Sexual partners can also harbor BV-associated bacteria, which may reintroduce them. This is an active area of investigation, and some clinicians now consider treating partners as well, though guidelines vary.
Health Risks of Untreated BV
BV is not just a nuisance. The shift in vaginal bacteria weakens the mucosal barrier that normally helps block pathogens. People with BV are more susceptible to contracting HIV, chlamydia, and gonorrhea. BV also increases the risk of transmitting HIV to a partner. Chlamydia and gonorrhea infections, in turn, can progress to pelvic inflammatory disease, which can cause chronic pain and fertility problems.
During pregnancy, untreated BV raises the likelihood of preterm birth and low birth weight. Pregnant people experiencing unusual discharge or odor benefit from early screening and treatment to reduce these risks.
Reducing Your Risk
The vagina is self-cleaning, and the single most effective thing you can do is stop interfering with that process. Avoid douching entirely. Wash the external vulva with warm water or a mild, unscented soap, and leave the internal vaginal canal alone. Scented products, including washes, sprays, and scented tampons or pads, can shift pH and irritate tissue.

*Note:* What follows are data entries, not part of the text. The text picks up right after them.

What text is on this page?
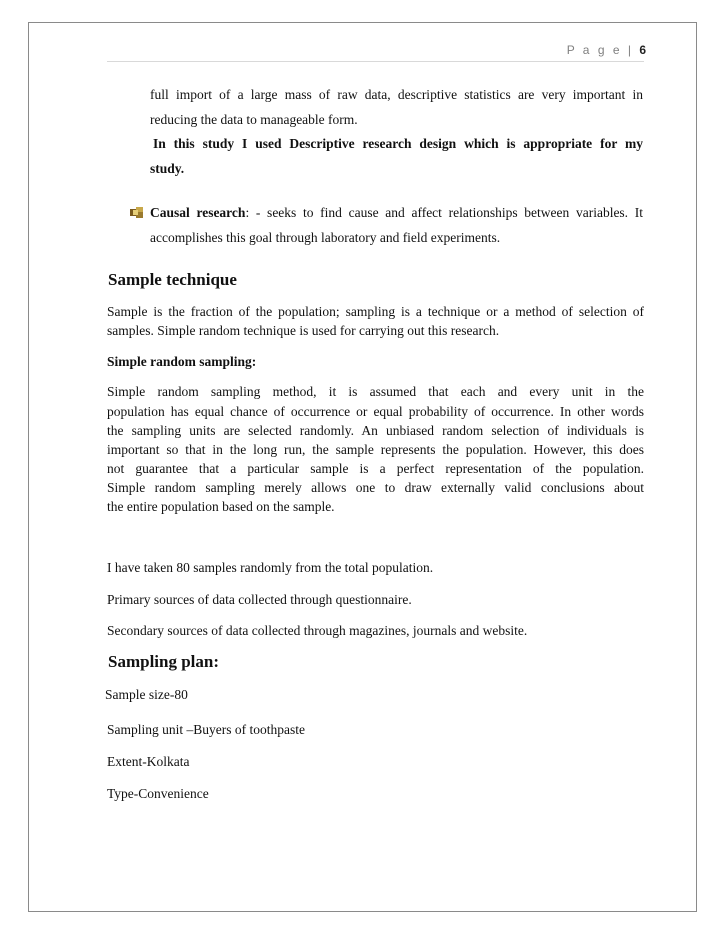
P a g e | 6
full import of a large mass of raw data, descriptive statistics are very important in
reducing the data to manageable form.
In this study I used Descriptive research design which is appropriate for my
study.
Causal research: - seeks to find cause and affect relationships between variables. It
accomplishes this goal through laboratory and field experiments.
Sample technique
Sample is the fraction of the population; sampling is a technique or a method of selection of
samples. Simple random technique is used for carrying out this research.
Simple random sampling:
Simple random sampling method, it is assumed that each and every unit in the
population has equal chance of occurrence or equal probability of occurrence. In other words
the sampling units are selected randomly. An unbiased random selection of individuals is
important so that in the long run, the sample represents the population. However, this does
not guarantee that a particular sample is a perfect representation of the population.
Simple random sampling merely allows one to draw externally valid conclusions about
the entire population based on the sample.
I have taken 80 samples randomly from the total population.
Primary sources of data collected through questionnaire.
Secondary sources of data collected through magazines, journals and website.
Sampling plan:
Sample size-80
Sampling unit –Buyers of toothpaste
Extent-Kolkata
Type-Convenience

Using condoms reduces repeated exposure to the alkaline pH of semen and limits the exchange of bacteria between partners. Choosing cotton underwear and avoiding prolonged time in wet clothing (like swimsuits) helps keep the area dry, since moisture encourages bacterial overgrowth. Quitting smoking removes a known chemical stressor on vaginal bacteria.
Probiotic supplements and foods containing Lactobacillus are widely marketed for vaginal health. Some small studies suggest benefit, particularly with strains matching the species that naturally dominate the vagina, but evidence is not strong enough to call probiotics a reliable prevention strategy on their own. They are most likely to help as a complement to other changes rather than a standalone fix.